Wednesday, December 1, 2021
The hemp-derived cannabinoid market continues to grow and evolve despite lingering questions over federal legality and numerous state laws that try to keep pace. Much has been written about new “legal” hemp products that contain intoxicating delta-8 THC, delta-10 THC and THC-O Acetate. This article, however, seeks to highlight a brazen new use for familiar old delta-9 THC. Edible products with intoxicating levels of delta-9 THC now are being sold as legal and less-expensive alternatives to regulated cannabis products. Although purveyors of hemp-derived delta-9 THC seek to exploit a perceived loophole in the 2018 Farm Bill’s definition of hemp extracts, these unregulated and intoxicating products are fraught with risk. The cannabis and hemp industries and their insurers should take notice and respond now.
Admittedly, there is some ambiguity in the Farm Bill’s definition of hemp extract because liquid extracts cannot be weighed on a dry weight basis (the Farm Bill’s definition of legal hemp extract includes “the plant Cannabis sativa L. and any part of that plant, including … extracts …, whether growing or not, with a delta-9 tetrahydrocannabinol concentration of not more than 0.3% on a dry weight basis”). Congress nevertheless clearly intended to make illegal any intoxicating products derived from legal hemp, based on a clear reading of the Farm Bill and its legislative background documents. We can therefore confidently say that intoxicating delta-9 THC products from hemp violate the spirit if not the actual letter of the law.
The Problem Illustrated
To illustrate the problem of hemp products that contain less than 0.3 percent delta-9 THC concentration but are nevertheless intoxicating, consider these examples. A typical energy bar of 60 grams would be allowed to have up to 180 mg delta-9 THC if limited to 0.3 percent THC concentration by weight. Regulated cannabis edible products, by comparison, typically may be sold only in a serving size of no more than 10 mg, with a limit of up to 100 mg per package. A four gram hemp gummy product, however, could have 10 mg of delta-9 THC and still fall below the allowable concentration threshold.

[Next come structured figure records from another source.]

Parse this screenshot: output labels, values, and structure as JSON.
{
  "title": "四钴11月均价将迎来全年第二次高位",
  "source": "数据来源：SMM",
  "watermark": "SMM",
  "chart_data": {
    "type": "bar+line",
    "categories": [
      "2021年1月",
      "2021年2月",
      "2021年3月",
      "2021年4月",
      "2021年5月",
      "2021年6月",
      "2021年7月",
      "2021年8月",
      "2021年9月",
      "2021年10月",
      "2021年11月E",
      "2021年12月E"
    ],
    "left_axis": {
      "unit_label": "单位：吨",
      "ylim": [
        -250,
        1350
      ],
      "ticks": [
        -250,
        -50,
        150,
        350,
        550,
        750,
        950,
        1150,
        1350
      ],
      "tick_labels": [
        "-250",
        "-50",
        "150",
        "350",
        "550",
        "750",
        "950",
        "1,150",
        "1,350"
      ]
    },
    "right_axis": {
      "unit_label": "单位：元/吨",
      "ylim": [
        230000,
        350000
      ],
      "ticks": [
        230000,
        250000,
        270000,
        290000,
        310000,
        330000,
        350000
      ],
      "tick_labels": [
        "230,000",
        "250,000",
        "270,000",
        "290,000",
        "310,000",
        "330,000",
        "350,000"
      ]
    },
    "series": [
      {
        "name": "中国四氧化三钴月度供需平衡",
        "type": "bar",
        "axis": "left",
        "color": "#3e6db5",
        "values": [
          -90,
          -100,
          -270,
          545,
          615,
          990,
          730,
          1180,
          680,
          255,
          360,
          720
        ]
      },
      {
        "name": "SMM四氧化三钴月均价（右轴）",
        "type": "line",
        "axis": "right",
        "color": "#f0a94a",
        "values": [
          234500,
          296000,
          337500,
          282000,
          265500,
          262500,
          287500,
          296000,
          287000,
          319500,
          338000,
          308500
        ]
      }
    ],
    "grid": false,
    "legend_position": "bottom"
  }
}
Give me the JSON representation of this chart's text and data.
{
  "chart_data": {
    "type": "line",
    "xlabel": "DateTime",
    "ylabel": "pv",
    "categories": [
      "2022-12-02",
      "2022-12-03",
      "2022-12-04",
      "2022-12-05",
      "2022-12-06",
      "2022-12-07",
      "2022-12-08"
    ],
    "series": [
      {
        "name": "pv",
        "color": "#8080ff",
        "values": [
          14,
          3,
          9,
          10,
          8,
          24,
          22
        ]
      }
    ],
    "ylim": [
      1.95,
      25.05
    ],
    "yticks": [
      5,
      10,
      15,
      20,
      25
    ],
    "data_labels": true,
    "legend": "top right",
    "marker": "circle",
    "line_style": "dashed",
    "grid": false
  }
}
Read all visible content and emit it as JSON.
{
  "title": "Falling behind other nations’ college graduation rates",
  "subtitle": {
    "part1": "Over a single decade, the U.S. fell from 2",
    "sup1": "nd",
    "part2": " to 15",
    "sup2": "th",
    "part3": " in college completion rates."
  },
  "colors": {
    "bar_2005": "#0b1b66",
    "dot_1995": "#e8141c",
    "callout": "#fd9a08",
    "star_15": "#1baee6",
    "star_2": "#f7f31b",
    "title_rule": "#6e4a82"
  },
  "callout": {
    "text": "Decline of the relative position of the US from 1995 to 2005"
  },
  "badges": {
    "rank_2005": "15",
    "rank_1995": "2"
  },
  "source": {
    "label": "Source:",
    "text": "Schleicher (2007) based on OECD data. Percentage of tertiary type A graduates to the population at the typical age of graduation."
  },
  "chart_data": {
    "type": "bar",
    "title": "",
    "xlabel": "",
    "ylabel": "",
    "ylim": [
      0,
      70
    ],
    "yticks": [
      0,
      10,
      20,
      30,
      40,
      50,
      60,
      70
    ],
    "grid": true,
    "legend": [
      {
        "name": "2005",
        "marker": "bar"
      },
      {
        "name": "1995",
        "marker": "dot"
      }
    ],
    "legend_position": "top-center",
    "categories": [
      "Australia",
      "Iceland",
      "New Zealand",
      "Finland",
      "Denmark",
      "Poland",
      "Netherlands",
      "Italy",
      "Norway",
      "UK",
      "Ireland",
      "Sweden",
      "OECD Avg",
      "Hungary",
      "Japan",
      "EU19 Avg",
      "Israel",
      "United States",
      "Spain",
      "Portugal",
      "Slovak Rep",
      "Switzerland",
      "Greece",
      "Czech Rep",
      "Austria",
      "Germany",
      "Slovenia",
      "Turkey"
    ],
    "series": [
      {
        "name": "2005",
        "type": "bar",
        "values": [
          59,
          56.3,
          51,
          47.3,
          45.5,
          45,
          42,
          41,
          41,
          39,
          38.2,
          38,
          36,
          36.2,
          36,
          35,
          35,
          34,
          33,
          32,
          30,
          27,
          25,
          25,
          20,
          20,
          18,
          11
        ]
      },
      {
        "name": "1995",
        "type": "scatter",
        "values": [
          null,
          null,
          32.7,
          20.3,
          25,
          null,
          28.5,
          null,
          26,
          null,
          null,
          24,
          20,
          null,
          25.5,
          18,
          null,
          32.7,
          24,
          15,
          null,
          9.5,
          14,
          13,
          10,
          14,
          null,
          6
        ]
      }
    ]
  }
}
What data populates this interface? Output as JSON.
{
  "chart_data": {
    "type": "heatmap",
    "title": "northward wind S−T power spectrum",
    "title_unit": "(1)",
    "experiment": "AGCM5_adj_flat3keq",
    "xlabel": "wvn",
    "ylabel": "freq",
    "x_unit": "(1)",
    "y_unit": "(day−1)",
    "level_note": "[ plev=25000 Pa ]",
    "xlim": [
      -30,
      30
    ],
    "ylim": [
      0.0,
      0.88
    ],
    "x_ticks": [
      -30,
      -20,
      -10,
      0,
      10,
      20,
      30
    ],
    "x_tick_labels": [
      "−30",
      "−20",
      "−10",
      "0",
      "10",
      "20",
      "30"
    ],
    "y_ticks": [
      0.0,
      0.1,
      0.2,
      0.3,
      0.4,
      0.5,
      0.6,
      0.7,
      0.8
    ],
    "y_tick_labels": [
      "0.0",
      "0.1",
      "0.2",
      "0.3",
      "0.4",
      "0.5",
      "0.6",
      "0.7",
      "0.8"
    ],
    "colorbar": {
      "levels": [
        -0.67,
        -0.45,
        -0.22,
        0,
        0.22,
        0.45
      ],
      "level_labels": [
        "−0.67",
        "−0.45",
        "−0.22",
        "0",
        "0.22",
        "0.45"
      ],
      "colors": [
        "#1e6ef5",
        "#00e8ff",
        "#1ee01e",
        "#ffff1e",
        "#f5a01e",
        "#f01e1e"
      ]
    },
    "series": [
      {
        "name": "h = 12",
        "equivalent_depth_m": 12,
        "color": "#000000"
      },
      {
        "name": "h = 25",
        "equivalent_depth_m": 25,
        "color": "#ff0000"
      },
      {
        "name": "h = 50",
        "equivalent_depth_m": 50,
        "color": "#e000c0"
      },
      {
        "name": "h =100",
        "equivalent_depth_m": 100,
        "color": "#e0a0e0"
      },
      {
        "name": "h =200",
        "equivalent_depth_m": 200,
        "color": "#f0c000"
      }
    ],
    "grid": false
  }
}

As States Race to Catch Up, California Announces a New Approach
As states grapple with how to respond effectively to the problem of unregulated intoxicating hemp cannabinoids being sold openly and online, some may choose to replicate California’s new approach announced within Assembly Bill 45 (AB45), which was signed into law by Governor Gavin Newsom in early October 2021. AB45 allows for hemp-derived cannabinoids, extracts and derivatives in food and dietary supplements with various restrictions. To curtail the growth of new intoxicating products such as delta-8 THC, the bill creates a new definition for “THC or comparable cannabinoid” that includes “[any] tetrahydrocannabinol, including, but not limited to, Delta-8-tetrahydrocannabinol, Delta-9-tetrahydrocannabinol and Delta-10-tetrahydrocannabinol, however derived.” The California Department of Public Health (CDPH) is granted discretion to include or exclude within this definition “any other cannabinoid, except cannabidiol, that the department determines … to cause intoxication.” This provides CDPH with the flexibility to respond quickly to new intoxicating hemp cannabinoid products sold within the state.